There is a part of them both that is Nidhogg, deeper and more intimate than anything you could possibly know: if the stains of primal power are paint on the brickwork of the soul, indelible yet causing no true harm to the stone underneath, then the Eye is the ivy that infiltrates the mortar, impossible to remove without damaging the wall in which it grows.
Dragoons to kill dragons, summoners to smite the summoned, Warriors of Light to push back the encroaching darkness. You have a dragon-spirit of your own now, alike yet impossibly different, and the anthem of agony and salvation that Meracydia taught him to sing reverberates in the hollows of your veins.
Your convalescence was never meant to be lengthy, but it is cut short regardless: Y'shtola is soon to wake, according to Stillglade Fane, and Tataru has a surprise that she requires your support in procuring.
But after that, you will need to return to your duties, and you cannot lose control in the thick of them.
As such, practice is in order. Dancing Wolf pulls rank to clear out a training room - while summoning is perfectly legal, your standing in Ul'dah is already shaky enough without the added threat of vindictive rumours - and leans his bulk against the closed door, ears pricked for any curious eavesdroppers.
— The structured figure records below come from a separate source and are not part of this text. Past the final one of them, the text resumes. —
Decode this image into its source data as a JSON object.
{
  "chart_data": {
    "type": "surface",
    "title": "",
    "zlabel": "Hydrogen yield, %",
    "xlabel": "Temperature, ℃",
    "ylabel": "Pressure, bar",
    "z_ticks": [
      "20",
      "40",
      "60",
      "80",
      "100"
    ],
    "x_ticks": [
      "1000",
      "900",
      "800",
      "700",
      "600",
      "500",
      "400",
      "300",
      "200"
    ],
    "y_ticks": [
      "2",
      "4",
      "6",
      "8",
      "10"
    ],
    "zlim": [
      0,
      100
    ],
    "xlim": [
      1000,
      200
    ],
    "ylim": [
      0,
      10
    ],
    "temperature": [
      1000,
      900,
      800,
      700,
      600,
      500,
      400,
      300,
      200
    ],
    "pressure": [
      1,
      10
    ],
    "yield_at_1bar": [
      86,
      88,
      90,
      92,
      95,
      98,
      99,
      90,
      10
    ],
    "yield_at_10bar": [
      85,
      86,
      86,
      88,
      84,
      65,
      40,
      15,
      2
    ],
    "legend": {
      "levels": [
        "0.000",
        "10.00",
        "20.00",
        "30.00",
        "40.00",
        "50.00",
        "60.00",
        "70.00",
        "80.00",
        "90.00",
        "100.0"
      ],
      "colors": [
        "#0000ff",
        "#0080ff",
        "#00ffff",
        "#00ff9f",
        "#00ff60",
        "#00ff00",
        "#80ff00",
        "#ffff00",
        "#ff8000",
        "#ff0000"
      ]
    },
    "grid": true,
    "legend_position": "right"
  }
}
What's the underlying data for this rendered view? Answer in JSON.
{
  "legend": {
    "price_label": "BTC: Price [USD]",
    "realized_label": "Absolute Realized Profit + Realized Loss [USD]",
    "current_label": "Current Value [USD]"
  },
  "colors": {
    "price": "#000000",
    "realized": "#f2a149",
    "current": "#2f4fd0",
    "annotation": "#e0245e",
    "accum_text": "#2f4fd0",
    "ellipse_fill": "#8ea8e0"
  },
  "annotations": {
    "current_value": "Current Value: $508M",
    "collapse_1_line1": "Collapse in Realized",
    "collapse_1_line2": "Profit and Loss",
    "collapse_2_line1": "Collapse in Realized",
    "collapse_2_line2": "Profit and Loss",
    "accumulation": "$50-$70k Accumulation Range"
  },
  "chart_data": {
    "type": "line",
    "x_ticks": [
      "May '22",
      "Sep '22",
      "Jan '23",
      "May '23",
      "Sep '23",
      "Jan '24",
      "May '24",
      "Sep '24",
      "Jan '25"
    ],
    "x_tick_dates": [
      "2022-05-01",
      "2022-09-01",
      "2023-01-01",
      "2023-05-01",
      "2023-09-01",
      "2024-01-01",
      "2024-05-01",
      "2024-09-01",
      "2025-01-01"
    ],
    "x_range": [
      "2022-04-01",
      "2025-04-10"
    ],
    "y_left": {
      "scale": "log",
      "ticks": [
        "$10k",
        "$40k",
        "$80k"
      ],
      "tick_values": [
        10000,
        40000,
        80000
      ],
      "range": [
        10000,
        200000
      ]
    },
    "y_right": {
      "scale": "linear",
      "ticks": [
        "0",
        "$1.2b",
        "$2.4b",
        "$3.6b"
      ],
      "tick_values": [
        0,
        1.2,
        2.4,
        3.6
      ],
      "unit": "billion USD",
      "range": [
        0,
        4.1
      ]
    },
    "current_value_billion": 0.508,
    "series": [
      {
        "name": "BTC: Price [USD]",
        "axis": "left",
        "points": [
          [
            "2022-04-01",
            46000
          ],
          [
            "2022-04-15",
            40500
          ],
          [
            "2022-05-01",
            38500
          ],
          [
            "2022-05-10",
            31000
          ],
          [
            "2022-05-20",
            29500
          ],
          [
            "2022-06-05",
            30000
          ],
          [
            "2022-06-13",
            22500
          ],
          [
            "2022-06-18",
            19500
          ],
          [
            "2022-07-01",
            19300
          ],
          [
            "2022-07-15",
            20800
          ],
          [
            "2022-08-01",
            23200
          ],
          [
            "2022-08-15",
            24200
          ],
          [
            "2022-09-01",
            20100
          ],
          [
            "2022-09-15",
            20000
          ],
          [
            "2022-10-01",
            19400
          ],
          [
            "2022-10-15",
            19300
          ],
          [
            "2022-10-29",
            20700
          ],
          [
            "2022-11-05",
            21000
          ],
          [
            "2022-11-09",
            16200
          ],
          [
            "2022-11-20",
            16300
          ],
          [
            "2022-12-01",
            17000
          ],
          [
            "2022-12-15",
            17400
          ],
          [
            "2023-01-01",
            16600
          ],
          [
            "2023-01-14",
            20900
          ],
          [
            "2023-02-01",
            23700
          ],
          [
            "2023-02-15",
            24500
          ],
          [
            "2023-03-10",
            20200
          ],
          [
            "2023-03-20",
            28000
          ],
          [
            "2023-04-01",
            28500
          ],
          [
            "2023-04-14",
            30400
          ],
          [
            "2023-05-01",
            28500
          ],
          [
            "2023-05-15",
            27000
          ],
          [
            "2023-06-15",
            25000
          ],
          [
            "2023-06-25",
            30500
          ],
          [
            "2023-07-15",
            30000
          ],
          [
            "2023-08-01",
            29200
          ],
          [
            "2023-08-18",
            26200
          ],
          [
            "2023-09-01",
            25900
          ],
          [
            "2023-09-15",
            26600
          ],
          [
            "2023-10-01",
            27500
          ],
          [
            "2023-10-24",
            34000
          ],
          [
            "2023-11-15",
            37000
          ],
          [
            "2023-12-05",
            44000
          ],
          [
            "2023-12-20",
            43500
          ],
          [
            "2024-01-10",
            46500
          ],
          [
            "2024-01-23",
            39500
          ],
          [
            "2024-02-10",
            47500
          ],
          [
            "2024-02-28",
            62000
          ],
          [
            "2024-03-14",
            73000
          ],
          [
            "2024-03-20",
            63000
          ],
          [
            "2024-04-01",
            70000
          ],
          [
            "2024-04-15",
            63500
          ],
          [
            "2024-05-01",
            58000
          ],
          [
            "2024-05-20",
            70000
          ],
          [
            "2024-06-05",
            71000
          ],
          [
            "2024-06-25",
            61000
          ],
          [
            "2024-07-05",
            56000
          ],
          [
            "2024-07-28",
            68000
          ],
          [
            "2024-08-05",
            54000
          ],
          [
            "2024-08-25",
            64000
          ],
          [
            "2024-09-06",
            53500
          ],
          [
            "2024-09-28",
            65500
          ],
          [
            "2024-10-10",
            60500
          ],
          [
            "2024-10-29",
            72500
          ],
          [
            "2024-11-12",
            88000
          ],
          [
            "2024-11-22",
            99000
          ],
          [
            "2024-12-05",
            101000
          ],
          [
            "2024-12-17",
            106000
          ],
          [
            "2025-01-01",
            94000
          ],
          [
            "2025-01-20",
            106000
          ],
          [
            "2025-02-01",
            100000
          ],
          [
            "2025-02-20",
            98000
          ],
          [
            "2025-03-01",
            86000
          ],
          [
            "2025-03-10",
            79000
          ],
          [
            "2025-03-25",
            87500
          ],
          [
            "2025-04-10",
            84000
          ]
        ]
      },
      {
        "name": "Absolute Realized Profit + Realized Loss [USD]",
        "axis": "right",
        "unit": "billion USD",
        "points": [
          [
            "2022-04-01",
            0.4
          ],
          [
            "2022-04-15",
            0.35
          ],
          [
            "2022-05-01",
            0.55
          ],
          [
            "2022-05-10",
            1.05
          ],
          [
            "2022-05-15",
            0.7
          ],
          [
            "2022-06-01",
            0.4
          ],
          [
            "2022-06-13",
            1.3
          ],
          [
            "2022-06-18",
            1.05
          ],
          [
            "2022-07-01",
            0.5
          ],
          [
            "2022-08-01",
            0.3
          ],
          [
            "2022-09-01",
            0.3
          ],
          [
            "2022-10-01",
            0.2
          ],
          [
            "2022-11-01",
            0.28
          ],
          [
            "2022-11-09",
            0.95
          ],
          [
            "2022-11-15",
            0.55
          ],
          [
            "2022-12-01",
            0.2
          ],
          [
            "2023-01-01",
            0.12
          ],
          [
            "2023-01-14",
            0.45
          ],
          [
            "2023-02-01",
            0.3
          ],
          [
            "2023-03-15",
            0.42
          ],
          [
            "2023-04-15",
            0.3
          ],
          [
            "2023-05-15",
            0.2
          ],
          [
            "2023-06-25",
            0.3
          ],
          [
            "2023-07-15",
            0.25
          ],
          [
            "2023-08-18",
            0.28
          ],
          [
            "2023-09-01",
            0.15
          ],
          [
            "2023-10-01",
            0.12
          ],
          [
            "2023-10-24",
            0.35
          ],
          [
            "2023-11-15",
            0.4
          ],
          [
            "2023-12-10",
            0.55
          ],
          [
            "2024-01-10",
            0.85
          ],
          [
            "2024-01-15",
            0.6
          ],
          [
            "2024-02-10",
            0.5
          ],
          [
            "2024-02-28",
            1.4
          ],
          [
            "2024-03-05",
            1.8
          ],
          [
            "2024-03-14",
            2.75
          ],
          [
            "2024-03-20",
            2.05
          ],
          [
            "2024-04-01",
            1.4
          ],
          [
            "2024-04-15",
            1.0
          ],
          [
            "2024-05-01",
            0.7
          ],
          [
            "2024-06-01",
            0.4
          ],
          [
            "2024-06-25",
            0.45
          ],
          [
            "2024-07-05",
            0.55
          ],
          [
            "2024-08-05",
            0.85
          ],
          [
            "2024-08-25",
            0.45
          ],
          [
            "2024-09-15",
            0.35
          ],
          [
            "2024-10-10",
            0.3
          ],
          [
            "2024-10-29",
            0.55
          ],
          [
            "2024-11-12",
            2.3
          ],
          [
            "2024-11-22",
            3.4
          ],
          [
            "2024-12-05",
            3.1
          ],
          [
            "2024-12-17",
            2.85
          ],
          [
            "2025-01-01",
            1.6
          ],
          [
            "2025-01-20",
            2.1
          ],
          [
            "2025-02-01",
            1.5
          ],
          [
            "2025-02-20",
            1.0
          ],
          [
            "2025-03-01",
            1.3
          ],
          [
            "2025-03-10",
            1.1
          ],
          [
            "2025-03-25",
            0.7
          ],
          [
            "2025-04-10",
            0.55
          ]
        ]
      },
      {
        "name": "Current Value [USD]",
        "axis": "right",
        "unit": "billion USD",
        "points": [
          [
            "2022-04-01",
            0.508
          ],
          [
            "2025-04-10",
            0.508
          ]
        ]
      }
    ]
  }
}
Y'mhitra stands ready in the case that something goes wrong, hands planted on her hips and a confident smile on her lips.
Nugget rumbles pitifully as you wriggle free from his hold on your arm, shooing him away to give yourself some space; he has been glued to your side since the battle atop the Heliodrome, galled by his inability to stymie Bahamut's flood, but you do kind of need both hands free to cast.
(Egi, as it turns out, can have irrational regrets. Can feel guilt over a failure that isn't their own, and try to make up for the suffering it causes. It is remarkably human of them, despite the immortal purity of their birth.)
In the center of the room, with your friends looking on, you reach inside yourself for traces of the dreadwyrm's wrath. His is an alien power, a song born from rebellion and the prayers of the dead. Azure scales glitter within your upper back, and the vestiges of wings unfurl like petals greeting the sun as you ease yourself into Bahamut's power.
You have all the time you need, now. Your mind sharpens with glacial urgency as tendrils of blue snake down through your bones, twisting the six-point rings of Ruin III into streamlined bolts of corrosion. The rainbow patterns of Tri-Disaster snap into stark relief: rivers of poison break their banks beneath your skin, a sea barely contained by the limits of your flesh.
Dreadwyrm Trance behaves, though, which is the important part.
It feels markedly weaker than the fury that nearly swallowed you whole on the Carteneau Flats - testing confirms that there is no demonstrable difference in your power, just in the speed at which you can cast - but maybe that is for the best, for now.
There is a reservoir of blue bundled up around your spine, only barely touched by the spells' exertion. (Y'mhitra has barely sat down on the airship to Gridania before she starts sorting through her notes with characteristic aplomb, determined to identify a way to put it to use.) You carry the Meracydians' fury there, in a bid to turn it towards forging a brighter world than the one that drove them to this.
A trance is not an egi, and thus you don't grant it a name. But Bahamut burns bright in the face of the oncoming blizzard, and his song promises to see you through to the light beyond it.